La posterior c. católica no puede exponerse aquí con detalles. Ella constituye la historia de los comentarios de la Suma de Tomás o resalta nuevamente el caudal patrístico (Petavius, Thomassin; Bibl.: MC vII 15331539 y en B.M. Xiberta), pero no modifica ya el edificio sistemático. C. y soteriología se separan aún más. El tratado De mysterüs vitae Christi está aún extensamente desarrollado en Suárez; pero, en la época de la ilustración, desaparece casi enteramente de la teología escolástica.

II. La cristología en la teología actual

La reflexión acerca de una revivificación de la teología determinada por factores de dentro y fuera del catolicismo (cf. Chalkedon III; GRILLMEIER: FThH 265-299; sobre la c. protestante cf. W. PANNENBERG - P. ALTHAUS: RGG 3 I 1762-1789; W. PANNENBERG, Grundxüge der Christologie (Gü 1964).

1. EL lugar de la cristología

a) Planteamiento actual de la cuestión. En el proceso histórico se ha ido elaborando un tratado de c. que contiene dos partes, no siempre muy unidas orgánicamente: la c. en sentido estricto (la doctrina sobre la persona de Cristo) y la soteriología, que fundamenta su punto principal (la satisfacción de Cristo ante Dios) en la doctrina sobre la persona de Cristo como sujeto divino de dignidad infinita. Esto es solamente una parte de la c. en el conjunto de la teología católica. En la teología fundamental se trata de Cristo como portador de la revelación (R. LATOURELLE, Théologie de la révélation, P 21966) y fundador de la Iglesia. La teología moral se esfuerza (por primera vez o de nuevo) por desarrollar su doctrina partiendo de Cristo y, por tanto, tiene que ofrecer un trozo de c., que no puede tomar directamente de la c. usual de nuestro tiempo (a este respecto merecen citarse J.B. Hirscher en el siglo xix y, actualmente, p. ej., F. Tillmann y B. Háring). La teología de la vida de jesús en gran parte se abandonó, hasta fechas muy recientes, a una literatura piadosa que ora ignoraba, ora tomaba en consideración la teología científica (nuevos intentos de tratar explícitamente la vida de jesús en la dogmática se dan, p. ej., en B.M. Xiberta, en T.M. Vosté, siguiendo a Tomás, e igualmente en J. Solano: PSJ III).
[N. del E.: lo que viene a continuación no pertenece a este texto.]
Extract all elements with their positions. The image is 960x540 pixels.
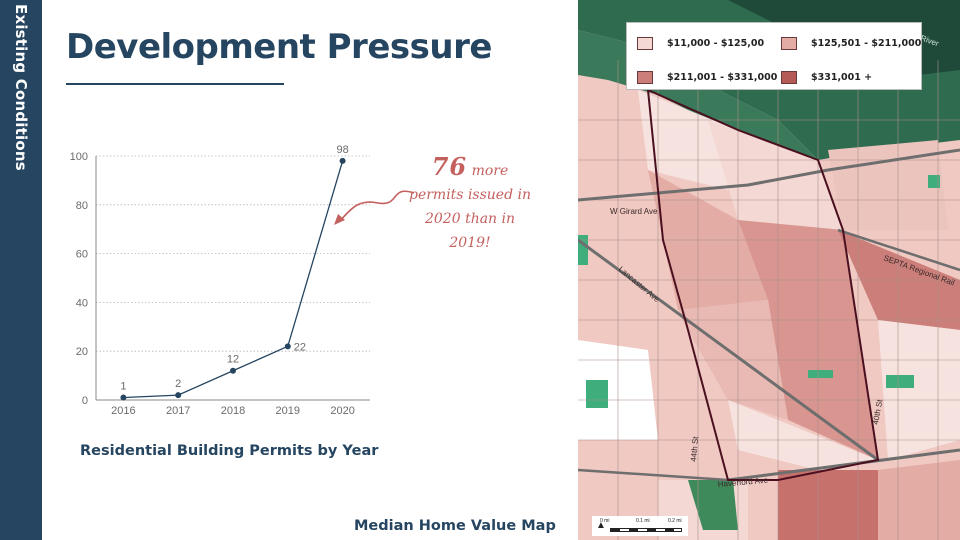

Así pues, un trozo de c. se ha desplazado de la teología dogmática. Es además necesario revisar hasta qué punto la c. está presente o ausente en los restantes tratados. El tratado del Dios trino, por la doctrina de las procesiones y misiones y aquí precisamente por la misión del Hijo, tiene importancia constitutiva para la c. Pero, en general, la conexión entre estos dos importantes misterios no aparece con suficiente claridad en la visión sistemática. Aquí tiene un efecto nivelador la hipótesis, problemática y ciertamente no pensada a fondo, de que las tres personas podrían asumir una naturaleza humana (cf. THOMAS, S. th. III q. 3 a. 5). Aparte de que la reflexión sobre un orden meramente «posible» es muy problemática, y de que la posibilidad de encarnación por parte de una hipóstasis divina no puede ni debe trasladarse sin más a otra, pues la hipóstasis es lo único que constituye una distinción en Dios y cuando se aplica a las tres personas no representa siquiera un concepto unívoco; debiera tenerse más en cuenta, para la solución de esta cuestión, la relativa peculiaridad de cada una de las tres personas, tal como se revela precisamente en la economía. ¿Es cosa tan palmaria que a la innascibilitas del Padre no repugna un nacimiento terreno, como piensa Tomás (¡bid. ad 3)? ¿No muestra ya la relación de la misión de Cristo con la del Espíritu Santo que la economía una tiene dos aspectos totalmente distintos? En el Hijo la economía se realiza como obra histórica y objetiva; en el Espíritu lo operado por el Hijo se convierte en posesión interna del redimido. Los papeles no son permutables. Lo mismo hay que decir del Padre, al que correspondería venir precisamente como «ingénito» si una realidad humana tuviera que manifestar verdaderamente su presencia, en la medida en que su venida (fuera de la que él hace en el Hijo) es en absoluto concebible. El nacimiento humano tiene, pues, una relación interna y no sólo fáctica con el «Hijo», aunque, naturalmente, siga en pie que la encarnación como tal es libre. Si hubiera algo así como una encarnación del Espíritu, éste no podría llevar a cabo la obra de la apropiación interna, que es propia precisamente del Pneuma. Así, pues, el orden de las misiones corresponde a la relación divina de las personas; y, por tanto, en Tomás y sus comentadores se desaprovechó una ocasión de dar forma más rigurosa a la unión de la Trinidad y la encarnación.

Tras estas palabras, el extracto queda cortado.